Hoje a Igreja faz memória deste insigne pastor, o Beato Francisco Palau (1881 - 1872). Frade Carmelita Descalço e eremita que amou a Igreja e por ela gastou sua vida. Exerceu o ministério de Exorcista, foi padre conciliar do Vaticano I, segue uma de suas mais belas homilias:
"Deus em sua providência, dispôs não remediar nossos males, nem nos conceder suas graças, senão mediante a oração, e que pela oração de uns sejam salvos outros. (cf. Tg 5,16ss). Se os céus enviaram seu orvalho e as nuvens choveram o Justo, se abriu-se a terra e brotou o Salvador (cf. Is 45, 8), quis Deus que, à sua vinda, precedessem os clamores e súplicas dos santos profetas, particularmente as súplicas daquela Virgem singular que conquistou os céus com a fragância de suas virtudes e atraiu a seu seio o Verbo incriado. O Redentor veio e por meio de uma oração contínua reconciliou o mundo com seu Pai. Para que a oração de Jesus Cristo e os frutos da sua redenção se apliquem a alguma nação ou povo, para que haja quem o ilumine com a pregação do Evangelho e lhe administre os sacramentos, é indispensável que haja alguém ou muitos, que, com gemidos e súplicas, com orações e sacrifícios, tenha antes conquistado aquele povo e o tenha reconciliado com Deus.
 
A isto, entre outros fins, se dirigem os sacrifícios que oferecemos em nossos altares.

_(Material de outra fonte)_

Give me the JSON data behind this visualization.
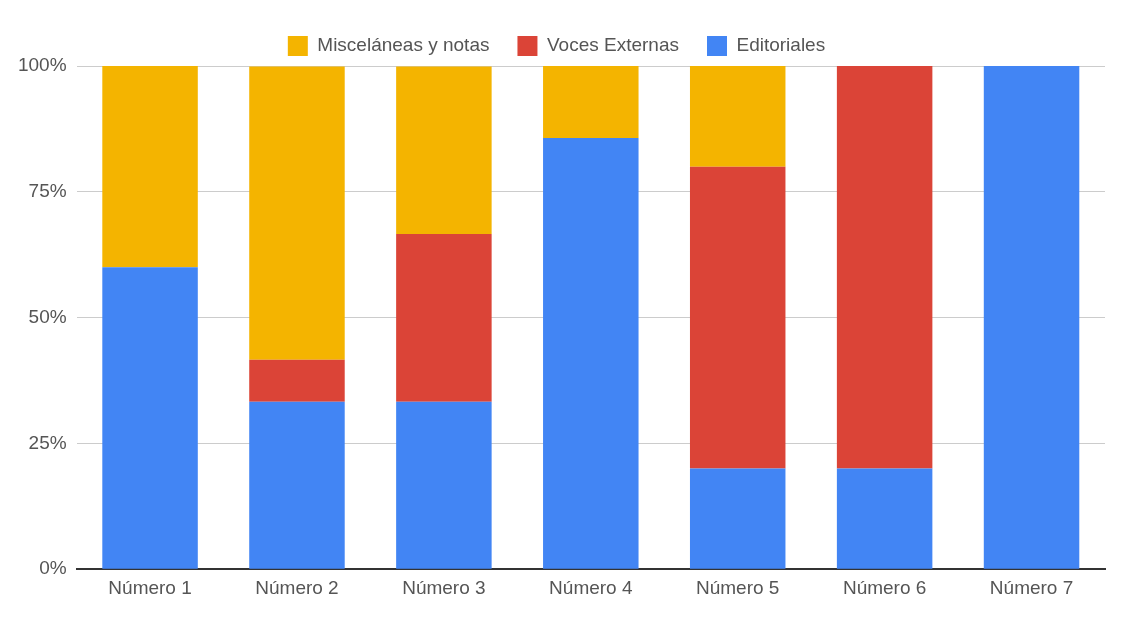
{
  "chart_data": {
    "type": "bar",
    "stacked": true,
    "categories": [
      "Número 1",
      "Número 2",
      "Número 3",
      "Número 4",
      "Número 5",
      "Número 6",
      "Número 7"
    ],
    "series": [
      {
        "name": "Editoriales",
        "color": "#4285f4",
        "values": [
          60,
          33.3,
          33.3,
          85.7,
          20,
          20,
          100
        ]
      },
      {
        "name": "Voces Externas",
        "color": "#db4437",
        "values": [
          0,
          8.3,
          33.3,
          0,
          60,
          80,
          0
        ]
      },
      {
        "name": "Misceláneas y notas",
        "color": "#f4b400",
        "values": [
          40,
          58.3,
          33.3,
          14.3,
          20,
          0,
          0
        ]
      }
    ],
    "ylim": [
      0,
      100
    ],
    "yticks": [
      {
        "value": 0,
        "label": "0%"
      },
      {
        "value": 25,
        "label": "25%"
      },
      {
        "value": 50,
        "label": "50%"
      },
      {
        "value": 75,
        "label": "75%"
      },
      {
        "value": 100,
        "label": "100%"
      }
    ],
    "grid": "y",
    "legend": "top"
  }
}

A Hóstia Santa que apresentamos neles todos os dias ao Pai, acompanhada de nossas súplicas, não é só para renovar a memória da vida, paixão e morte de Jesus Cristo, mas também, para obrigar com ela o Deus de bondade a que se digne aplicar a redenção de seu Filho à nação, província, cidade, aldeia, àquela ou àquelas pessoas por quem se celebra a santa missa. Nela é onde propriamente se negocia a redenção com o Pai, ou seja, a conversão das nações. Antes que a redenção se aplicasse ao mundo, ou, o que é o mesmo, antes que o estandarte da cruz fosse hasteado nas nações, o Pai dispôs que seu Unigênito, feito carne, o negociasse com "súplicas contínuas, com veemente clamor e lágrimas" (Hb 5,7), com angústia de morte e com derramamento de todo o seu sangue, especialmente no altar da cruz, que levantou sobre o Calvário.
 
 
Deus, para conceder suagaça ainda àqueles que não a pedem nem podem ou não querem pedí-la, dispôs e ordenou: "Orai uns pelos outros par que sejam salvos" (Tg 5, 16ss). Se Deus deu a graça da conversão à Santo Agostinho, foi devido às lágrimas de Santa Mônica, e a Igreja não teria São Paulo, diz um santo Padre, se não fosse a oração de Santo Estevão. E é digno de notar-se aqui que os aoóstolos, enviados a pregar e ensinar a todas as nações, reconhecem que o fruto de sua pregação era efeito mais de sua oração que de sua palavra quando, na escolha dos sete diáconos para que se encarregassem das obras externas de caridade, dizem: "Quanto a nós, permaneceremos assíduos à oração e ao ministério da palavra" (At 6,4). Reparem bem, dizem que se aplicarão primeiro à oração e só depois desta ao ministério da palavra, porque sem dúvida, nunca foram converter um povo sem antes que na oração tivessem conseguido que se convertessem.
 
 
Jesus Cristo empregou toda a sua vida em orar e só três anos para pregar!
 
Assim como Deus não concede suas graças aos homens senão mediante a oração, porque deseja que o reconheceçamos como a fonte de onde dimana todo bem, assim também mão nos quer salvar dos perigos, nem curar-nos as chagas, nem consolar-nos nas aflições senão mediante a mesma oração"
 
Escritos Espirituais do Beato Francisco Palau, presbítero:
Luta da alma com Deus, Roma 1981, pp. 42-44; 135-136.